Rénovation haussmannienne à Paris
Préserver le cachet, moderniser le confort : moulures, parquet, cheminées, électricité et acoustique.
Restaurer un haussmannien
Un appartement haussmannien parisien, c’est un patrimoine architectural unique : moulures, rosaces de plafond, parquet en point de Hongrie ou Versailles, cheminées en marbre, double porte en enfilade, hauteur sous plafond de 3 mètres ou plus.
Nous restaurons ce type de bien avec une approche dédiée : préserver l’identité d’origine tout en intégrant le confort contemporain (isolation, électricité, plomberie, domotique, climatisation discrète).
Quatre chantiers types, éléments à préserver, modernisations invisibles
L’immeuble haussmannien : construit entre 1853 et 1870 sous le Second Empire, façade en pierre de taille avec strict alignement, balcons filants au 2e et au 5e étage, frises moulurées, lucarnes au dernier étage. Plafonds hauts (2,90 à 3,40 m) avec moulures rectilignes ou rocaille selon la période, rosace centrale. Parquets nobles : point de Hongrie chevron 60° ou 90°, parquet Versailles, lames droites larges. Cheminées en marbre dans les pièces de réception. Distribution typique : entrée, double séjour en enfilade côté rue, chambres côté cour, cuisine et chambre de service à l’arrière.
Quatre chantiers types : la restauration patrimoniale fidèle (objectif : remettre l’appartement dans son état d’origine, tout en modernisant ce qui est invisible — électricité, plomberie, isolation acoustique). Restauration des moulures abîmées au plâtre traditionnel, recollage du parquet, dépose-repose des cheminées si nécessaire, peintures à la chaux ou glycérophtalique mate. Budget typique : 3 200 à 4 800 EUR HT/m². Délai : 5 à 8 mois.
La modernisation discrète : conserver l’essentiel du cachet (moulures, parquet, cheminée), mais ouvrir la cuisine sur le séjour, créer une salle de bains contemporaine, intégrer le confort moderne. Budget : 2 600 à 3 800 EUR HT/m². Délai : 4 à 6 mois.
La rénovation contemporaine sur structure haussmannienne casse les codes en gardant uniquement la coquille (parquet, hauteurs, fenêtres) : cuisine ouverte design, salles de bains marbre, dressing sur mesure, parquet teinté foncé, peinture mate. Budget : 2 800 à 4 200 EUR HT/m², 4 à 6 mois. La redistribution complète (suites parentales, ouverture de l’enfilade, déplacement de la cuisine) implique souvent une ouverture de mur porteur et une note de calcul béton. Budget : 3 500 à 5 500 EUR HT/m², 6 à 9 mois.

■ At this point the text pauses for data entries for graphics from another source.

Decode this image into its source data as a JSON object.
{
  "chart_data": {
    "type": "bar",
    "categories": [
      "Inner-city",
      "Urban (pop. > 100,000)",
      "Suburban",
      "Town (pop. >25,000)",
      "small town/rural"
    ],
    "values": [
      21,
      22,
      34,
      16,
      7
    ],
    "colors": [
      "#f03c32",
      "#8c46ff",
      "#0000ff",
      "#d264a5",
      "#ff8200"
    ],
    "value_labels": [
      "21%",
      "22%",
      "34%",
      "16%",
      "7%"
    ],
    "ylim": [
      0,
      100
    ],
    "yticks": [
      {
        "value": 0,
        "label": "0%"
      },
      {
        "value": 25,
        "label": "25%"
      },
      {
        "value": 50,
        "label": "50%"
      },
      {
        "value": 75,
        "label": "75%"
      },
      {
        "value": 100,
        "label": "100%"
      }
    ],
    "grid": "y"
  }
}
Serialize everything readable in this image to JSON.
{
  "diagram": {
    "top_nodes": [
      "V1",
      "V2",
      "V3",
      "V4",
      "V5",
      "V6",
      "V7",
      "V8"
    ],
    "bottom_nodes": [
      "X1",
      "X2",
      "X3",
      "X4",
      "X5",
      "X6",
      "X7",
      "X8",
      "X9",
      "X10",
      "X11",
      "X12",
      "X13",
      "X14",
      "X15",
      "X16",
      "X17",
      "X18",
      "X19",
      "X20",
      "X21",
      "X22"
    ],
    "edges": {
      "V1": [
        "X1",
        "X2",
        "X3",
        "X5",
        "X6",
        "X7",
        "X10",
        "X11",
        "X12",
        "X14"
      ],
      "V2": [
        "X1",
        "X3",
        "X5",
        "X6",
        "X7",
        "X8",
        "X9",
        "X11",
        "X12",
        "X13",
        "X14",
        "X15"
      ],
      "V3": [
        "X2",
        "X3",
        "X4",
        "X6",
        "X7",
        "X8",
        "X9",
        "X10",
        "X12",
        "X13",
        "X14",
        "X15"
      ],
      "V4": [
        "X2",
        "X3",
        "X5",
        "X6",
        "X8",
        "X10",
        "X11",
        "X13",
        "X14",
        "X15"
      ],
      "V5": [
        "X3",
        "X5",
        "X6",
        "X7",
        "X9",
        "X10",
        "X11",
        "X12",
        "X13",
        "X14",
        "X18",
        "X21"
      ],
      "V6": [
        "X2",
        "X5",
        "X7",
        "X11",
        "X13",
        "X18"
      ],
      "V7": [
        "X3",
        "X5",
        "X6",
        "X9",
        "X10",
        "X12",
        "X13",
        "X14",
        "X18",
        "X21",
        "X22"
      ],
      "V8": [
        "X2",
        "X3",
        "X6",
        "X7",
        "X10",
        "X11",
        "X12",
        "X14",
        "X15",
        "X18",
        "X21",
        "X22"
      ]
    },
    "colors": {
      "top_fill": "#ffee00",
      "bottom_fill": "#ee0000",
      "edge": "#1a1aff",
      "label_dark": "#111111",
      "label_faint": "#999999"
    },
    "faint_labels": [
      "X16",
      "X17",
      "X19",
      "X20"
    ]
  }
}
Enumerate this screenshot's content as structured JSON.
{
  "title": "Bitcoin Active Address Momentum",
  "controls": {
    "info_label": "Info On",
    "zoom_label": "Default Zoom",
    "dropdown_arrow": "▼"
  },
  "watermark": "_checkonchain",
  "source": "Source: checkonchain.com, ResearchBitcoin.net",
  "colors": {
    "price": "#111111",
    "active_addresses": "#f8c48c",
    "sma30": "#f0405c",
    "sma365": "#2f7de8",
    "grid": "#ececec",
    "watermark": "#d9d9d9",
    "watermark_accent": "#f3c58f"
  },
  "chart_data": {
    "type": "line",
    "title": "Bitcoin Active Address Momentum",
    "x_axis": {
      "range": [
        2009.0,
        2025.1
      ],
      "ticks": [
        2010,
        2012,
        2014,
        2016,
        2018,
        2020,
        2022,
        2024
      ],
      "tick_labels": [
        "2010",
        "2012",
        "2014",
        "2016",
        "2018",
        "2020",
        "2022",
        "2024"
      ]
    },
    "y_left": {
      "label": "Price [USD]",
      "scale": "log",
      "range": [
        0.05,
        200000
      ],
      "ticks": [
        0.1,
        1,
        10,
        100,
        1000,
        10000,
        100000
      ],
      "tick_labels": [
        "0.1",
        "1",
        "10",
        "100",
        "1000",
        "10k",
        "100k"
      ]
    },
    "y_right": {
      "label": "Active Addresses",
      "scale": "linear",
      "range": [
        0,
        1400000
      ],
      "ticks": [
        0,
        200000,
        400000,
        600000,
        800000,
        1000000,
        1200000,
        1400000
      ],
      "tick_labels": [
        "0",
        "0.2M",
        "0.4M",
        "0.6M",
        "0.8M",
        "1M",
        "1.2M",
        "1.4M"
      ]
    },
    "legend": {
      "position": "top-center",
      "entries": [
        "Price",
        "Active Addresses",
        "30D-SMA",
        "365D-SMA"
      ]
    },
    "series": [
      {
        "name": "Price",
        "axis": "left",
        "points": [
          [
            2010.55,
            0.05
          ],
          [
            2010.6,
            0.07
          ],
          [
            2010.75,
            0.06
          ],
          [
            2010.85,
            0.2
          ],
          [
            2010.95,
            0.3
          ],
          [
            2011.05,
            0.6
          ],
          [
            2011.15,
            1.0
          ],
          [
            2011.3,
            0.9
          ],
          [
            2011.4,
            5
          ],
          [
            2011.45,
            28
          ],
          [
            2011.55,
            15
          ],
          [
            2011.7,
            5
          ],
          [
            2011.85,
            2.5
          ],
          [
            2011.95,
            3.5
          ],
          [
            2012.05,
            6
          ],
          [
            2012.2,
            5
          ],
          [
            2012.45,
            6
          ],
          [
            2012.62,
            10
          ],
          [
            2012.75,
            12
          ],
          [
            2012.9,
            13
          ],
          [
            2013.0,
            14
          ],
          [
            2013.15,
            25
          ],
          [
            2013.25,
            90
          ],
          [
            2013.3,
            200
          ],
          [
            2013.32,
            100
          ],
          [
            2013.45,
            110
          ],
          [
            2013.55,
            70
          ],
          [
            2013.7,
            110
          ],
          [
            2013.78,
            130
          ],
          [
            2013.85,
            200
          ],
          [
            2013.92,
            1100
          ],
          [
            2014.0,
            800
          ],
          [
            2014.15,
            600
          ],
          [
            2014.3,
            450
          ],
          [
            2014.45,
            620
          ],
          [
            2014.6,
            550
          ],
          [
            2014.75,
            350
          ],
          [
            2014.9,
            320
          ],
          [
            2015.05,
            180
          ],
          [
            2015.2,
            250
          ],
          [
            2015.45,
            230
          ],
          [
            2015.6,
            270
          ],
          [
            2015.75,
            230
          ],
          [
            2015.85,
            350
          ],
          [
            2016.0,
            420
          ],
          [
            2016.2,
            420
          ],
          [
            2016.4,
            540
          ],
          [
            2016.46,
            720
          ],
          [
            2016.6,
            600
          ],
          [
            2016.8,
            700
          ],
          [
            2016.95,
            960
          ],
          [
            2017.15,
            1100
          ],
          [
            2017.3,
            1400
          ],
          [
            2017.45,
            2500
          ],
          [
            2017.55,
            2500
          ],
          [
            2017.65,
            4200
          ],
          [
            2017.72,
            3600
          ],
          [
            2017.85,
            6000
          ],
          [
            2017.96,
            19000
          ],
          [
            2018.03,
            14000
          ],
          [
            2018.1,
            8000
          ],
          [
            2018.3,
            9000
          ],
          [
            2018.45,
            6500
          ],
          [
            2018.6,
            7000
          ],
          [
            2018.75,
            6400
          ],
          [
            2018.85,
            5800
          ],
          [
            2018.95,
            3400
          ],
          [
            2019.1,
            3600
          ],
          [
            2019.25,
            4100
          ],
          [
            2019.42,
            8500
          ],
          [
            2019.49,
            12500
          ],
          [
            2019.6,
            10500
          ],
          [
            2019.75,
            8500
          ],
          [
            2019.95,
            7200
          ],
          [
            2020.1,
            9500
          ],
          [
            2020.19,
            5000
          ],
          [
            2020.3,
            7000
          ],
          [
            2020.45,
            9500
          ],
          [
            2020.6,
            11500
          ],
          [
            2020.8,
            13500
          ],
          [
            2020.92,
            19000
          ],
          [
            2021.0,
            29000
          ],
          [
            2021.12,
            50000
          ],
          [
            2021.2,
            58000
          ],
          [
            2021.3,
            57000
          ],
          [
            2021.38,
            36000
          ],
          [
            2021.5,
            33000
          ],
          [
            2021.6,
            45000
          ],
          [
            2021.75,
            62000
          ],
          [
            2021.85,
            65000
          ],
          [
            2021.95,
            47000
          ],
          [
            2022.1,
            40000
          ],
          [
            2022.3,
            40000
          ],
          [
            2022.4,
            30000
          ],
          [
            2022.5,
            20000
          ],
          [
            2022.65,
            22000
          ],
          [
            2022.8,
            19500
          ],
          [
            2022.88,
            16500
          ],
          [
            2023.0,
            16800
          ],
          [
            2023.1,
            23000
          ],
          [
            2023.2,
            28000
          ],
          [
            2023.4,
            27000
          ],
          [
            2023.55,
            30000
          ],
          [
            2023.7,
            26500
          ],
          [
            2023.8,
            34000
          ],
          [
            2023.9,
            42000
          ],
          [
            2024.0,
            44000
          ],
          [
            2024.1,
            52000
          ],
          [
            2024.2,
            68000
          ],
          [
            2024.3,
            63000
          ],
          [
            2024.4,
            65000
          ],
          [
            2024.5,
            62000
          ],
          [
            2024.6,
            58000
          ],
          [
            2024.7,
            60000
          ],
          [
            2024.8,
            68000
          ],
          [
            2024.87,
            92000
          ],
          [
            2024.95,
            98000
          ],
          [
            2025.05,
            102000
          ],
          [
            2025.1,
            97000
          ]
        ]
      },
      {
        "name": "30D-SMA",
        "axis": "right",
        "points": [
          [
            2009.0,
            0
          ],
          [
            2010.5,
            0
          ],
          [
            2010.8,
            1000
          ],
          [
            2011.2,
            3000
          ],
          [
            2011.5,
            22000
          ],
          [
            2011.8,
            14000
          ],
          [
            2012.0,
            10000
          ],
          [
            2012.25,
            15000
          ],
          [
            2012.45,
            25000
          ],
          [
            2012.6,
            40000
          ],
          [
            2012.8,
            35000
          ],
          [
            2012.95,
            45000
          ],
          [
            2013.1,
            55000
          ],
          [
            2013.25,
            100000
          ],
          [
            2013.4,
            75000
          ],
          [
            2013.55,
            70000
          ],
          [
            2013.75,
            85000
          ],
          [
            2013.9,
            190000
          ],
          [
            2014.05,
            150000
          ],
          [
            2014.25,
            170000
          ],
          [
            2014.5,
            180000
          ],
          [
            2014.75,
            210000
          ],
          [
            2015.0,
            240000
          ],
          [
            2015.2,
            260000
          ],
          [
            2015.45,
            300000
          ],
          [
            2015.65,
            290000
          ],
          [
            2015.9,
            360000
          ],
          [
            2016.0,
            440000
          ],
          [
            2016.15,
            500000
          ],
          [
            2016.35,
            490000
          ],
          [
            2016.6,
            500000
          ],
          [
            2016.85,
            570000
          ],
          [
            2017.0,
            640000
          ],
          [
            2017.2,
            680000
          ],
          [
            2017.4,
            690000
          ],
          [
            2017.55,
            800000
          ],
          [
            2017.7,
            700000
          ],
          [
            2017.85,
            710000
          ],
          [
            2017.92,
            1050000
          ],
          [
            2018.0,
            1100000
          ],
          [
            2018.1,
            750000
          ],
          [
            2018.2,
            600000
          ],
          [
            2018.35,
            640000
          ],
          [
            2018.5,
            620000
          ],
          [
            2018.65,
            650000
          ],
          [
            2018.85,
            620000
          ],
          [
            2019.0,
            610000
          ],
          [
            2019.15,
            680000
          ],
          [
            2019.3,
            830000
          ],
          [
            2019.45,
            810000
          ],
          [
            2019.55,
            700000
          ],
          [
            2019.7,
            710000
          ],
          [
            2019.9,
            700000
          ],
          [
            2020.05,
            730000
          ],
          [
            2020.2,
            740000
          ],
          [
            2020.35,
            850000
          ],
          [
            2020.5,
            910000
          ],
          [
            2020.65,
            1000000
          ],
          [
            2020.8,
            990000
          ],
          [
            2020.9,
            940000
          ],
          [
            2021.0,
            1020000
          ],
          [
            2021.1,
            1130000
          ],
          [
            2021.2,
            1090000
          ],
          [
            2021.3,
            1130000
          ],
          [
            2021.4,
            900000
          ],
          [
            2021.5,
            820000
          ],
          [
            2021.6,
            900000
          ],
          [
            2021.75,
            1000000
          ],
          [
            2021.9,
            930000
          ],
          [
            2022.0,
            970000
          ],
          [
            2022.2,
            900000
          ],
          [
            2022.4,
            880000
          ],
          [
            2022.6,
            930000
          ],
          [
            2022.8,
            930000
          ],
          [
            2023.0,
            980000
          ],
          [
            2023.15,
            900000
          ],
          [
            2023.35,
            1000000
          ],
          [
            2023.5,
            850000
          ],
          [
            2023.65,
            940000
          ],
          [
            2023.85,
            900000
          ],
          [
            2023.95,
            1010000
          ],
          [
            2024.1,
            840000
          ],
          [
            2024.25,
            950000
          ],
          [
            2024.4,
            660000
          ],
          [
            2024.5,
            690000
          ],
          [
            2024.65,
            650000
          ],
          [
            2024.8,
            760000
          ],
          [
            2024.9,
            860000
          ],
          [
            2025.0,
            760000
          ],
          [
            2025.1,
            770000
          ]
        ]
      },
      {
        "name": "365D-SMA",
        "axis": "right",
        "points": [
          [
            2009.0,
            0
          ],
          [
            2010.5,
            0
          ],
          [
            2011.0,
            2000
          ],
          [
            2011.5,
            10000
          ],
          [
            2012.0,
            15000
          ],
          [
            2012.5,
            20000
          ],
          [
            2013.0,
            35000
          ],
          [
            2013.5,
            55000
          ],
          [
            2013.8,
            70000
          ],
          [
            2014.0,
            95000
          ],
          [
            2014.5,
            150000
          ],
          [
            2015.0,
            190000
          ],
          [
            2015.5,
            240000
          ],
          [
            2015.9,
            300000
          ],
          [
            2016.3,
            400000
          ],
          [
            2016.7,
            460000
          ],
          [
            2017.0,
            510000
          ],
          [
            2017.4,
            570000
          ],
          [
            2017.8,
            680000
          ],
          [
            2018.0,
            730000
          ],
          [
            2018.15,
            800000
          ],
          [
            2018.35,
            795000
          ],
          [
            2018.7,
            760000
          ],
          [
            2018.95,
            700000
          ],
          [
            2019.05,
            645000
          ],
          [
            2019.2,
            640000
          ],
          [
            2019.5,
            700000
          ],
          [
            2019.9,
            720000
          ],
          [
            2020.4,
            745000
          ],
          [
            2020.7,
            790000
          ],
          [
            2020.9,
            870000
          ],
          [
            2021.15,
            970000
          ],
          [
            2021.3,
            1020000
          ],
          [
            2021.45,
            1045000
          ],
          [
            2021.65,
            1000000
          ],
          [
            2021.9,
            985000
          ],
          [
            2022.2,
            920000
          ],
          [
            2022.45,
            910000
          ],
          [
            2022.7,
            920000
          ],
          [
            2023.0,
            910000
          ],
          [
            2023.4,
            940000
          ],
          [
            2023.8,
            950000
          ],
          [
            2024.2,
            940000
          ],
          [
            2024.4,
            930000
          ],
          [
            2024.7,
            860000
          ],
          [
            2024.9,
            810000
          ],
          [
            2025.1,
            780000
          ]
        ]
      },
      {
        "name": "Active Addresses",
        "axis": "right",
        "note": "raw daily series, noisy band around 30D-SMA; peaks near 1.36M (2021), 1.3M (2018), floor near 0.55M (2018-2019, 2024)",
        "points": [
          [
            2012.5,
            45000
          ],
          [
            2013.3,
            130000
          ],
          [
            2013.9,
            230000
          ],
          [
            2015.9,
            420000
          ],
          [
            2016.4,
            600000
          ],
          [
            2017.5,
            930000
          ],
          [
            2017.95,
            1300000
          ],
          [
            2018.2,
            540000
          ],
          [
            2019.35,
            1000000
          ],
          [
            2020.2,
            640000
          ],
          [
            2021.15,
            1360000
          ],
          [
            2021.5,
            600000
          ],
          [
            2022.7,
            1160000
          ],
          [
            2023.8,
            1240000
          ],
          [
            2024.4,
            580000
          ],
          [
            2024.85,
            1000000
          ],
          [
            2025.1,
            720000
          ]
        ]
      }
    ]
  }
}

Les éléments à préserver absolument : les moulures et les rosaces de plafond constituent l’identité visuelle de l’appartement. Une moulure cassée se restaure par moulage à l’identique. Le parquet d’origine ne se remplace pas, il se ponce et se vitrifie : la perte de ces éléments fait chuter la valeur patrimoniale. Les cheminées en marbre se conservent au moins dans les pièces principales (le marbre se nettoie et se restaure, une cheminée condamnée reste un point fort visuel). Les portes intérieures et leurs ferrures, les fenêtres en bois et leurs crémones se décapent et se repeignent plutôt que se remplacent.
Les éléments invisibles à moderniser : l’électricité (mise aux normes NF C 15-100 obligatoire), la plomberie (plomb, fonte, cuivre vieilli remplacés par multicouche et PVC), l’isolation acoustique (sous-couche systématique sous parquet), la VMC (souvent absente du haussmannien d’origine, installation possible avec gaines en faux plafonds), la climatisation (unités intérieures discrètes pour les grandes surfaces ou expositions plein sud).
Les copropriétés haussmanniennes sont parmi les plus exigeantes de Paris : heures de chantier souvent restreintes à 9h-17h hors samedi, interdiction de l’ascenseur principal pour les gravats, monte-meubles obligatoire pour les volumes, autorisations préalables pour la plomberie verticale, vote en assemblée générale pour les ouvertures de mur porteur, restrictions sur la façade.
Une restauration complète demande des artisans qualifiés : staffeur pour les moulures et rosaces, marbrier pour les cheminées, parqueteur spécialisé pour le poncçage et la vitrification à l’ancienne, peintre habitué aux finitions chaux ou glycérophtaliques mates.